Software Engineering is a Social Problem

February 24, 2014

I subscribe to the idea that software engineering is often times a social problem and not a technical one. Almost a decade ago I gave a presentation on the open source development model to a corporate audience and this idea was at the core of the presentation. Steve Weber's The Success of Open Source does a great job explaining the details of why open source is a good model to emulate. It's the reason companies continue to put more focus on open source development models as a way to collaboratively develop software, despite noise about incorrect notions that it's chaos.

I find myself reflecting on this idea of the social problem occasionally on various projects. It makes me think about problems differently and gives me a different perspective on how software is actually developed and how to do it better. It's usually an indication that focus needs to be, well, refocused.

When I say social, I mean the interaction of the individual and the group. The human element: communication, time, cost, resources, ideas, and even egos and political agendas. This even extends to the expectations of the end user.

The human processes and the procedures are a social problem.

Technical problems would be, for example, trying to make something work that is not known to work. The tool. This means using or doing something that has never been used or done. To some extent, any new technology or new way of implementing a project has this. This is a risk that comes with any progression of technology, software or not. It may under-perform, not work as expected, or not work at all. This is often times confused with trying to work around an unforeseen problem. That is a social problem. See how I went full circle there?

There is no human procedure or process associated with a technical problem.

If we look at the IEEE Spectrum article on why software fails, both large and small, the reasons are plentiful:

  • Unrealistic or unarticulated project goals
  • Inaccurate estimates of needed resources
  • Badly defined system requirements
  • Poor reporting of the project's status
  • Unmanaged risks
  • Poor communication among customers, developers, and users
  • Use of immature technology
  • Inability to handle the project's complexity
  • Sloppy development practices
  • Poor project management
  • Stakeholder politics
  • Commercial pressures

Of the 12 reasons listed, all of them are almost entirely social reasons.

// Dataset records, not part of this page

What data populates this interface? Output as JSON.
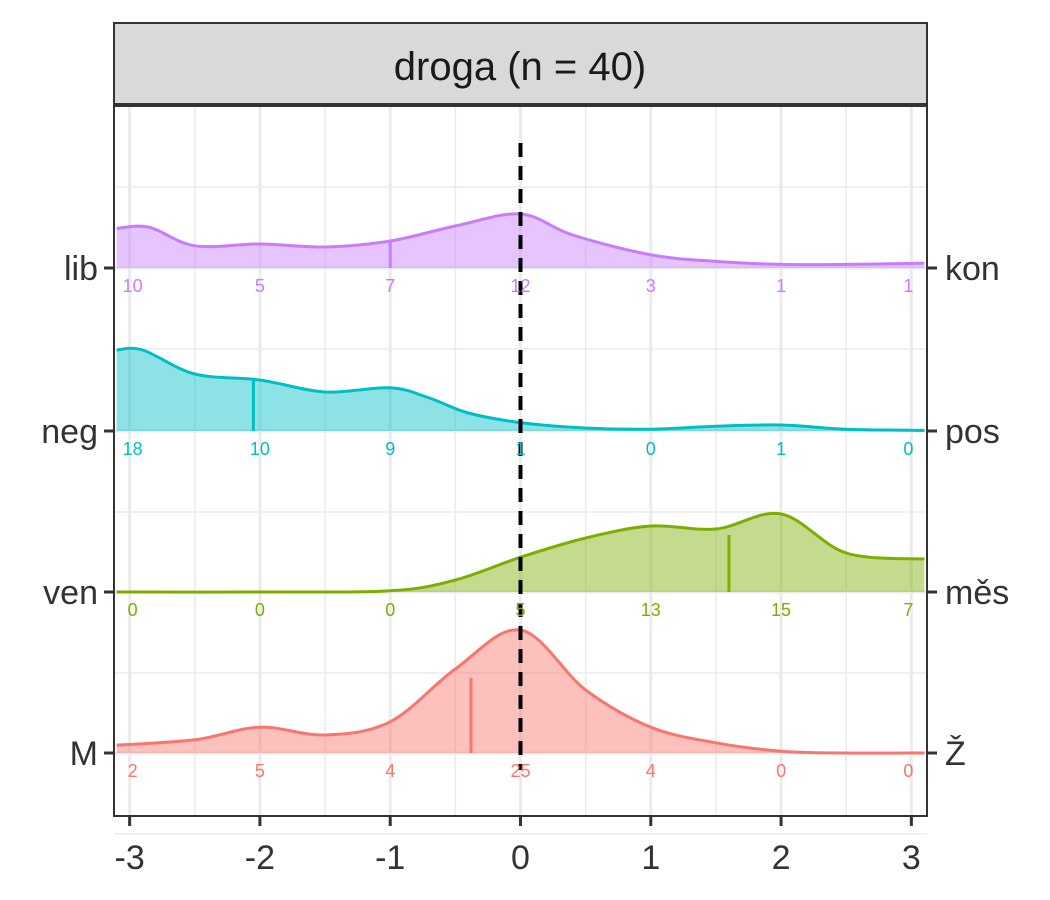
{
  "chart_data": {
    "type": "ridgeline",
    "title": "droga (n = 40)",
    "xlim": [
      -3,
      3
    ],
    "x_ticks": [
      -3,
      -2,
      -1,
      0,
      1,
      2,
      3
    ],
    "x_tick_labels": [
      "-3",
      "-2",
      "-1",
      "0",
      "1",
      "2",
      "3"
    ],
    "reference_line_x": 0,
    "grid": true,
    "series": [
      {
        "left_label": "lib",
        "right_label": "kon",
        "color": "#C77CFF",
        "mean": -1.0,
        "counts": [
          "10",
          "5",
          "7",
          "12",
          "3",
          "1",
          "1"
        ],
        "density_x": [
          -3.1,
          -2.85,
          -2.5,
          -2.0,
          -1.5,
          -1.0,
          -0.5,
          0.0,
          0.4,
          1.0,
          1.5,
          2.0,
          2.5,
          3.1
        ],
        "density_y": [
          0.66,
          0.68,
          0.37,
          0.4,
          0.35,
          0.45,
          0.7,
          0.9,
          0.55,
          0.22,
          0.11,
          0.06,
          0.06,
          0.08
        ]
      },
      {
        "left_label": "neg",
        "right_label": "pos",
        "color": "#00BFC4",
        "mean": -2.05,
        "counts": [
          "18",
          "10",
          "9",
          "1",
          "0",
          "1",
          "0"
        ],
        "density_x": [
          -3.1,
          -2.9,
          -2.5,
          -2.0,
          -1.5,
          -1.0,
          -0.7,
          -0.4,
          0.0,
          0.5,
          1.0,
          1.5,
          2.0,
          2.5,
          3.1
        ],
        "density_y": [
          1.35,
          1.35,
          0.95,
          0.85,
          0.65,
          0.72,
          0.55,
          0.3,
          0.14,
          0.05,
          0.03,
          0.08,
          0.1,
          0.03,
          0.01
        ],
        "mean_height": 0.85
      },
      {
        "left_label": "ven",
        "right_label": "měs",
        "color": "#7CAE00",
        "mean": 1.6,
        "counts": [
          "0",
          "0",
          "0",
          "5",
          "13",
          "15",
          "7"
        ],
        "density_x": [
          -3.1,
          -2.0,
          -1.0,
          -0.5,
          0.0,
          0.5,
          1.0,
          1.5,
          2.0,
          2.5,
          3.1
        ],
        "density_y": [
          0.0,
          0.0,
          0.02,
          0.2,
          0.58,
          0.9,
          1.1,
          1.05,
          1.3,
          0.65,
          0.55
        ],
        "mean_height": 0.95
      },
      {
        "left_label": "M",
        "right_label": "Ž",
        "color": "#F8766D",
        "mean": -0.38,
        "counts": [
          "2",
          "5",
          "4",
          "25",
          "4",
          "0",
          "0"
        ],
        "density_x": [
          -3.1,
          -2.5,
          -2.0,
          -1.5,
          -1.0,
          -0.5,
          0.0,
          0.5,
          1.0,
          1.5,
          2.0,
          2.5,
          3.1
        ],
        "density_y": [
          0.13,
          0.22,
          0.43,
          0.3,
          0.52,
          1.4,
          2.05,
          1.05,
          0.43,
          0.17,
          0.03,
          0.0,
          0.0
        ],
        "mean_height": 1.25
      }
    ]
  }
}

For example, I don't see how one can read this story about a $100 million project that failed and not see it was entirely a social issue.

Pair programming, extreme programming, waterfall, agile, and every other software engineering methodology out there is an attempt to solve a problem and that problem is mostly how everyone works together to accomplish a goal. Sure, these processes are an attempt to make better,repeatable solutions based on technology, but it's an attempt to make better,repeatable solutions based on technology by humans. It's an attempt at a procedure and a process.

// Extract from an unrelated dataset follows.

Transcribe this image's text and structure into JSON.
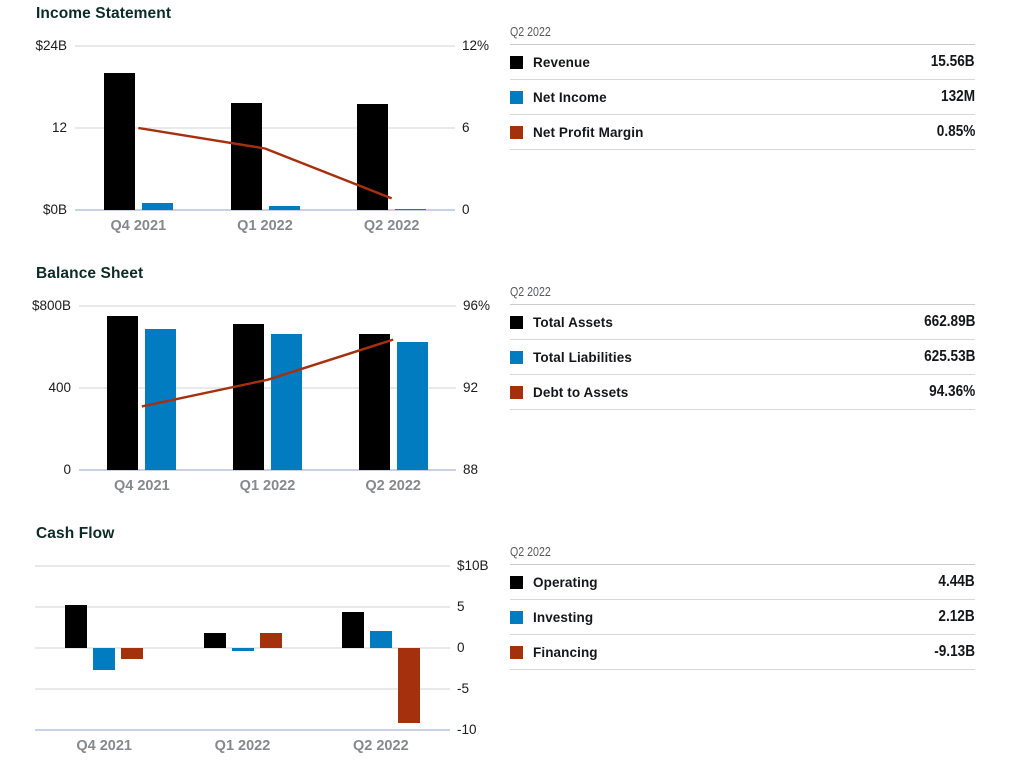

What programming language to use or what libraries to use or what hardware design to use is really just picking the tool. This can be done poorly and some of the tools used are more effective and efficient at successfully accomplishing a project than others. Experience and knowledge should make these things largely a known factor, but in some cases this is glossed over.

Ultimately, I believe software engineering itself is the actual problem that is trying to be solved on many software engineering projects. When more focus is not put on this fact, projects fail.